Introduction

Integrating bioinformatics, systems biology and biomedical text mining resources: Data, Tools, Methods and Use Cases

Tutorial @ Coling 2018 Santa Fe, New Mexico (USA), 20th Aug 2018

Motivation and aim of tutorial

There is an increasing interest in the development of resources that are able to merge and empower the analysis of information derived from both structured and unstructured biomedical data.

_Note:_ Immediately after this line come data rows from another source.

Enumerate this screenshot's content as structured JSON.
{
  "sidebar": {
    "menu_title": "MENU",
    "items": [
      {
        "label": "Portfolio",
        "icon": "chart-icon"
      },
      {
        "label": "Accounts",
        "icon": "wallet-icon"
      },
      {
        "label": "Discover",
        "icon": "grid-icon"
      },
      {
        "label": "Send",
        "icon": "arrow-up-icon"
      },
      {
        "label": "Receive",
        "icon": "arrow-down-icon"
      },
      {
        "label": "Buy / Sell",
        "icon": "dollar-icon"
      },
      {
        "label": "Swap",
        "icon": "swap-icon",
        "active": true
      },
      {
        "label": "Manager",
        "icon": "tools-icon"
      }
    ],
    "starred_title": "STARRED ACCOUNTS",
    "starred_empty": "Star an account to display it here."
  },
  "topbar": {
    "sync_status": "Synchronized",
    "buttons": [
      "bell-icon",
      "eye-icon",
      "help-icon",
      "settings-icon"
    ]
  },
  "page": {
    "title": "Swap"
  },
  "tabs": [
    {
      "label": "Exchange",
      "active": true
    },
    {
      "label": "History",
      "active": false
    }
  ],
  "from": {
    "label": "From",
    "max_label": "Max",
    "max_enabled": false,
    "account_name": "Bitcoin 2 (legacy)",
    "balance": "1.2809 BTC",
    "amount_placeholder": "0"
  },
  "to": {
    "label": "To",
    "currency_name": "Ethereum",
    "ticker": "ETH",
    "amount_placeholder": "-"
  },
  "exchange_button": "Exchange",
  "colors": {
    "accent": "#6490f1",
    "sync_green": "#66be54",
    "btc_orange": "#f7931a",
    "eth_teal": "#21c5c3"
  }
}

Structured data exploited by bioinformatics and systems biology analysis platforms include large scale experimental results generated by genomics, proteomics and metabolomics tools, next generation sequencing and even single cell analysis.

Interpretation, analysis and even design of large scale experiments typically require the extraction of key characterizations, e.g. interactions between biomolecules or associations between mutations, chemical substances and diseases, etc., only characterized in depth in unstructured data repositories.

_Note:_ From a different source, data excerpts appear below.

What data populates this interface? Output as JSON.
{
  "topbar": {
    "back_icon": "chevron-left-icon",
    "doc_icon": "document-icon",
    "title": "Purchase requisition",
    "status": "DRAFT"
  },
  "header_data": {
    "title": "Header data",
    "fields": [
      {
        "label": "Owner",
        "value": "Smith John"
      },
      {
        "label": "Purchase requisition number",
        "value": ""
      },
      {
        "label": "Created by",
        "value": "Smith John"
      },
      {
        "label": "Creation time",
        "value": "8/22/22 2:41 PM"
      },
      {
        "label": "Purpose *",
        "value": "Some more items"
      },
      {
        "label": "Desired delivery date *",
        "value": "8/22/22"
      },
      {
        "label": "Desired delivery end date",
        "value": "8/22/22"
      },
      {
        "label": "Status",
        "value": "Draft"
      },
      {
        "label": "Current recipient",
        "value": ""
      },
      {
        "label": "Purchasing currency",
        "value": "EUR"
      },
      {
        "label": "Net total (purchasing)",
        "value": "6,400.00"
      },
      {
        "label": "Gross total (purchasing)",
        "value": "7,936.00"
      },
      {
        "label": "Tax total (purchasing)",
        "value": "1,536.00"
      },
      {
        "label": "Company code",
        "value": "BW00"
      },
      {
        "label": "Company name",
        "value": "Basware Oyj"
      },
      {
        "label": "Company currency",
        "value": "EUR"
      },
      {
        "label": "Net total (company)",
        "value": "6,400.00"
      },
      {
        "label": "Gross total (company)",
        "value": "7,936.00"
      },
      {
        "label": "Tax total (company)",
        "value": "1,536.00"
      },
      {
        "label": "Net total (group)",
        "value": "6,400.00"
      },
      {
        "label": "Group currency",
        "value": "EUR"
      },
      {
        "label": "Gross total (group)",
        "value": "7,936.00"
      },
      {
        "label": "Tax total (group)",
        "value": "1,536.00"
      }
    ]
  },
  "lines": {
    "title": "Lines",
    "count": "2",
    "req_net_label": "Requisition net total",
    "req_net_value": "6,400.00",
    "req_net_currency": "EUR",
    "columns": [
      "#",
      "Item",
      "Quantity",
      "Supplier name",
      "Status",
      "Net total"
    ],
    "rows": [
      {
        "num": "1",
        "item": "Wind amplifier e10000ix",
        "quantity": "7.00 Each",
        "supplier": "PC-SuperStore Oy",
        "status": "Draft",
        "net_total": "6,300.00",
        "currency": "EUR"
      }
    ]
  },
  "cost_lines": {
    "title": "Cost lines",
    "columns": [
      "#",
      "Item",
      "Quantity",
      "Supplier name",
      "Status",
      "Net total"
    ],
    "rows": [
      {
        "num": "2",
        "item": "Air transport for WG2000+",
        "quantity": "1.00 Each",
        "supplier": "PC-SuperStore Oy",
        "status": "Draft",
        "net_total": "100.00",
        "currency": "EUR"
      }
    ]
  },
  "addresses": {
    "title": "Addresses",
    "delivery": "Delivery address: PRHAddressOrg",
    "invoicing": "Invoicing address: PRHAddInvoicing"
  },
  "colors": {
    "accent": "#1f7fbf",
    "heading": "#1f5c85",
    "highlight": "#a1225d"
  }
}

The rapid growth of natural language data in biomedical sciences (including scientific articles, patents or patient record repositories) together with the practical relevance of these resources motivated the implementation of a considerable number of new applications. For the development and maintenance of manually annotated databases, text mining assisted literature curation has been especially promising, as well as for the construction of gold standard datasets and gene lists in the context of Systems Biology and gene set enrichment.

We will begin with gentle introduction to biomedical text mining and its application in various Biology and Bioinformatics related domains. Basic concepts and application types within bioinformatics and systems biology will be provided with emphasis on those aspects that are of relevance to language technologies tailored to this particular domain, as opposed to general purpose tools.

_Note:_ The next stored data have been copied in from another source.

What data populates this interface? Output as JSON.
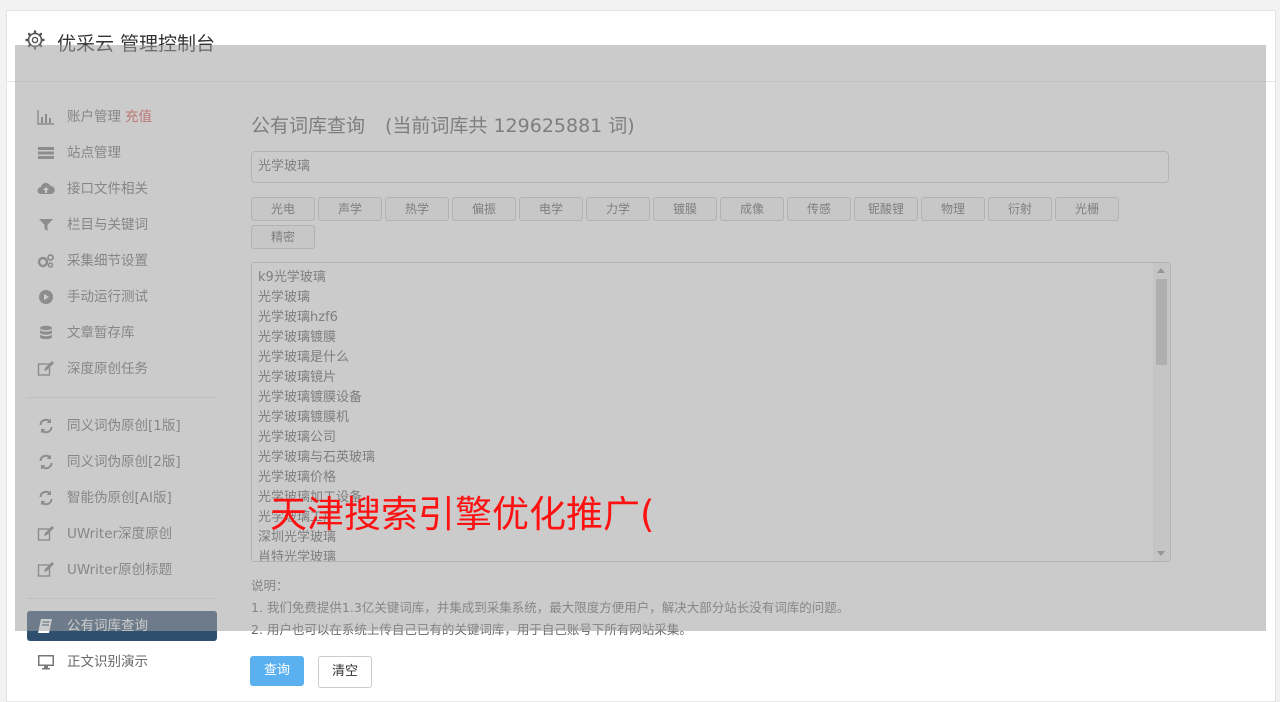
{
  "app": {
    "title": "优采云 管理控制台"
  },
  "sidebar": {
    "group1": [
      {
        "label": "账户管理",
        "accent": "充值",
        "icon": "bar-chart-icon"
      },
      {
        "label": "站点管理",
        "icon": "server-icon"
      },
      {
        "label": "接口文件相关",
        "icon": "cloud-upload-icon"
      },
      {
        "label": "栏目与关键词",
        "icon": "filter-icon"
      },
      {
        "label": "采集细节设置",
        "icon": "gears-icon"
      },
      {
        "label": "手动运行测试",
        "icon": "play-circle-icon"
      },
      {
        "label": "文章暂存库",
        "icon": "database-icon"
      },
      {
        "label": "深度原创任务",
        "icon": "edit-icon"
      }
    ],
    "group2": [
      {
        "label": "同义词伪原创[1版]",
        "icon": "refresh-icon"
      },
      {
        "label": "同义词伪原创[2版]",
        "icon": "refresh-icon"
      },
      {
        "label": "智能伪原创[AI版]",
        "icon": "refresh-icon"
      },
      {
        "label": "UWriter深度原创",
        "icon": "edit-icon"
      },
      {
        "label": "UWriter原创标题",
        "icon": "edit-icon"
      }
    ],
    "group3": [
      {
        "label": "公有词库查询",
        "icon": "book-icon",
        "active": true
      },
      {
        "label": "正文识别演示",
        "icon": "monitor-icon"
      }
    ]
  },
  "main": {
    "title": "公有词库查询",
    "subtitle": "(当前词库共 129625881 词)",
    "search_value": "光学玻璃",
    "tags": [
      "光电",
      "声学",
      "热学",
      "偏振",
      "电学",
      "力学",
      "镀膜",
      "成像",
      "传感",
      "铌酸锂",
      "物理",
      "衍射",
      "光栅",
      "精密"
    ],
    "results": [
      "k9光学玻璃",
      "光学玻璃",
      "光学玻璃hzf6",
      "光学玻璃镀膜",
      "光学玻璃是什么",
      "光学玻璃镜片",
      "光学玻璃镀膜设备",
      "光学玻璃镀膜机",
      "光学玻璃公司",
      "光学玻璃与石英玻璃",
      "光学玻璃价格",
      "光学玻璃加工设备",
      "光学玻璃工厂",
      "深圳光学玻璃",
      "肖特光学玻璃"
    ],
    "notes": {
      "heading": "说明：",
      "line1": "1. 我们免费提供1.3亿关键词库，并集成到采集系统，最大限度方便用户，解决大部分站长没有词库的问题。",
      "line2": "2. 用户也可以在系统上传自己已有的关键词库，用于自己账号下所有网站采集。"
    },
    "buttons": {
      "query": "查询",
      "clear": "清空"
    }
  },
  "watermark": "天津搜索引擎优化推广("
}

Existing resources for building biomedical text mining applications will be presented including (1) useful data collections, (2) lexical/terminological resources, (3) features of biomedical language data exploited by text mining systems and (4) existing widely used basic components integrated in biomedical text mining pipelines. Also the main types of currently available biomedical text mining applications will be discussed, including sophisticated domain specific information retrieval and chemical/biomedical/clinical text classification systems. Basic aspects underlying the design of high impact biomedical named entity recognition systems for entities including genes, proteins, microRNAs, chemical compounds, and cell types will be presented. State of the art tools for the detection and annotation of biomedical relations and events including chemical-gene and protein-protein interactions, drug-disease relationships and functional descriptions of gene products will be presented. The use of literature for knowledge discovery and hypothesis generation in biomedicine will be explained. A crucial aspect of biomedical text mining systems is evaluation and usability; these two aspects will be introduced by providing a short overview of existing Gold Standard corpora and Community evaluation efforts and shared tasks such as the BioCreative challenges, CLEF and the BioNLP shared tasks. Finally, a practical case study will illustrate the step by step implementation of a biomedical text mining system illustrating how it is possible to construct such a system for a particular information need.

After the tutorial, participants should be aware of the importance and basic characteristics of biomedical text mining systems, comprehend key bioinformatics and systems biology concepts and understand how the results produced by biomedical language technologies can be combined with the output produced by lab experiments. They should be able to understand how existing biomedical text mining systems work, on what features they rely, and which annotated resources and basic components can be exploited to construct such applications in practice.

Intended Audience

The tutorial is intended for a broad range of researchers interested in biomedical text mining, both from the perspective of developers of new systems, as well as from the point of view of end users of such resources. Potential participants include researchers and students specialized in language technologies or computational linguistics which would like to understand basic biology and bioinformatics key concepts of importance for biomedical text mining and how text mining results can be combined with traditional bioinformatics analysis.

Another type of audience that we expect will benefit from this tutorial consists of machine-learning experts developing supervised text processing tools, which would like to know more about tasks and training corpora of relevance for biomedical text mining.